Tenemos que hablar de los ganaderos, de los agricultores y de los pescadores. Porque la cocina solo puede sobrevivir si lo hacen ellos


La franquicia no usa pollos de verdad, peces de verdad ni verduras de verdad. Compra producto industrial competente, al que luego su proceso quintagamista le extrae el máximo beneficio. Lo porciona, lo envasa, lo recalienta y lo emplata guay. Como en una boda. Y así lo cobra.

 

El cocinero gay, por contra, solo puede diferenciarse con animales y vegetales excepcionales, criados, cultivados o capturados por gente tan pequeña como él, que también anteponga el placer al puro beneficio.

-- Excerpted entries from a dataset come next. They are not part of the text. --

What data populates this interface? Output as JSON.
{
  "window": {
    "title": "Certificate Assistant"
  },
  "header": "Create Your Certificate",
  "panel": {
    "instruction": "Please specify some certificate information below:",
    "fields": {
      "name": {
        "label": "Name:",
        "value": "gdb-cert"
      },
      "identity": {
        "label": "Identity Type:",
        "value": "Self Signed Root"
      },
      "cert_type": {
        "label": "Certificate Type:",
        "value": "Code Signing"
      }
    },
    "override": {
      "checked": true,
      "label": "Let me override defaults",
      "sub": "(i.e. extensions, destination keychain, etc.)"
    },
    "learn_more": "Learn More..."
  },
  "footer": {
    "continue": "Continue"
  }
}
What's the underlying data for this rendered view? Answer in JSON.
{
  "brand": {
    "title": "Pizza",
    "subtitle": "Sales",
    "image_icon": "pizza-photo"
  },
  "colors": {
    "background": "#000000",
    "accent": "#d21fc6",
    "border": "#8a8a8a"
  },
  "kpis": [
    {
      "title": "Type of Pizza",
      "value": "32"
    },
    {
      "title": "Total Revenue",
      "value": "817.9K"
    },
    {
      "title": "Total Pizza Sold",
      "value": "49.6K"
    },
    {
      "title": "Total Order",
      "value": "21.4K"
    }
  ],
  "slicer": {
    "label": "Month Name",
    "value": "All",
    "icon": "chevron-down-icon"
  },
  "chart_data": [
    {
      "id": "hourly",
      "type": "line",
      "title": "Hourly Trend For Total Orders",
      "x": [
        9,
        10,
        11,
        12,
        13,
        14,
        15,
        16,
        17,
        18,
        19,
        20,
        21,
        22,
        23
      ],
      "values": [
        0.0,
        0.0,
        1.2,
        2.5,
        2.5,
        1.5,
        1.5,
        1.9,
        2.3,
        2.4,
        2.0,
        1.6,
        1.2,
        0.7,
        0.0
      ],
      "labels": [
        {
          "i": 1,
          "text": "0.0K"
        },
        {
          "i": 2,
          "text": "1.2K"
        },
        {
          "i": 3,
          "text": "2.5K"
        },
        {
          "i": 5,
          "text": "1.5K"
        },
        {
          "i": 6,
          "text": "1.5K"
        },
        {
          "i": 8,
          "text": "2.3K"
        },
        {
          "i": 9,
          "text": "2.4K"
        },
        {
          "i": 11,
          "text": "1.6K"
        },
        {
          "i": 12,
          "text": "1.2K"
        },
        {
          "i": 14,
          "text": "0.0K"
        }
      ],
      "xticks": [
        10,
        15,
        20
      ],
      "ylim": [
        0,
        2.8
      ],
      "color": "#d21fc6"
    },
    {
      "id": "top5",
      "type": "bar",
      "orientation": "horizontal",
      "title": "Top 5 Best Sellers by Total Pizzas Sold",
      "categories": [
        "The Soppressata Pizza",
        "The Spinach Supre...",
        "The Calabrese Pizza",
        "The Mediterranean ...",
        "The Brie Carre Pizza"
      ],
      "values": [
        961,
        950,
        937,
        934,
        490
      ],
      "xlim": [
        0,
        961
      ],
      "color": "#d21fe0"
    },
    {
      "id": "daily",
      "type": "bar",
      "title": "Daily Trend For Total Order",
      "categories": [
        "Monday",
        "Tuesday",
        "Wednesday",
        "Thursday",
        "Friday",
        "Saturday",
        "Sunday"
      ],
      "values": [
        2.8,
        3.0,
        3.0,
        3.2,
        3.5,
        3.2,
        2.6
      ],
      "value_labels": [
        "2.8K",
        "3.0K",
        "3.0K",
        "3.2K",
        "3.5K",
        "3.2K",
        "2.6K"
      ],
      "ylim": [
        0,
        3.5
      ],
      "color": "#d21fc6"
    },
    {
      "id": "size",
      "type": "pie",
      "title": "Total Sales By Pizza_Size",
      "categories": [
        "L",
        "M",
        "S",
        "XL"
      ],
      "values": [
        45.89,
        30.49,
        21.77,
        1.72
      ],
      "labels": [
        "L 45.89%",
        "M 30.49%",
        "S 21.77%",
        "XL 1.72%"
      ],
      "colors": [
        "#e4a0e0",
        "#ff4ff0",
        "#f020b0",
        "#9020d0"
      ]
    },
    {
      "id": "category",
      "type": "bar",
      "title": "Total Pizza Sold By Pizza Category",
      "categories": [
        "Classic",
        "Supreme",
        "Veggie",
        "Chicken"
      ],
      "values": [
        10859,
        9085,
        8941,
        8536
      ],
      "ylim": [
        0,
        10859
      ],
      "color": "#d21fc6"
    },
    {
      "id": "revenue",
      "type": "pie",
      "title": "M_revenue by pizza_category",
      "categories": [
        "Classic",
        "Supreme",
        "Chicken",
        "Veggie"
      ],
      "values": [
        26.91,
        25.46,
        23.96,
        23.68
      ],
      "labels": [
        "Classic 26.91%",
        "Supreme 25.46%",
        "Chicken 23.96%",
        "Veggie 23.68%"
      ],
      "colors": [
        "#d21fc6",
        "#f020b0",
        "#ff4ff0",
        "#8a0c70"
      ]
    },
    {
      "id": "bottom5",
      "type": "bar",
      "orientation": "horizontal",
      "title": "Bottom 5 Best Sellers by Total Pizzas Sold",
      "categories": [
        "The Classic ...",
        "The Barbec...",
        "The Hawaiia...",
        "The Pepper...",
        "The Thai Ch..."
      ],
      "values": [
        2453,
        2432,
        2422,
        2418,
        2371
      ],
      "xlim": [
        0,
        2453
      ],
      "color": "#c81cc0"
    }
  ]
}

Que entienda su negocio como una forma de vida.

 

 

El cocinero que quiere cocinar, el que se resiste a la quinta gama, necesita que el cliente valore los productos soberbios que utiliza, y que tanto le cuesta escandallar para recibir un precio justo.

 

 

Os propongo pues que no habléis de cocineros, que no os hagáis selfis con ellos, que no leáis nada que solo subraye su talento. Compartid fotos, pero de las cartas. Con los nombres de los platos y los precios. Especialmente, cuando especifiquen el productor, el origen de lo que entra en esa cocina . De qué ganadería es el chuletón, de qué granja la lechuga, de qué lonja la lubina.

 

Si fotografíamos las cartas, descubriremos dónde hay escalera y dónde banqueta, quién comercia en franquicia y quién se considera parte de una cadena alimentaria. Dónde hay familia y dónde, segmentos de clientela.

 

 

La cocina solo tiene futuro si regresamos al placer puro. Si nos olvidamos de la genialidad del chef masculino y recuperamos la esencia femenina del guiso. Si cocinar vuelve a significar dar de comer. Si la gastronomía vuelve a comenzar en la tierra. Si pagamos sabiendo lo que nos dan, y con ese pago, consciente y valiente, valoramos el esfuerzo de quien nos alimenta.

 

Y para eso, amigos y amigas, necesitamos ternura.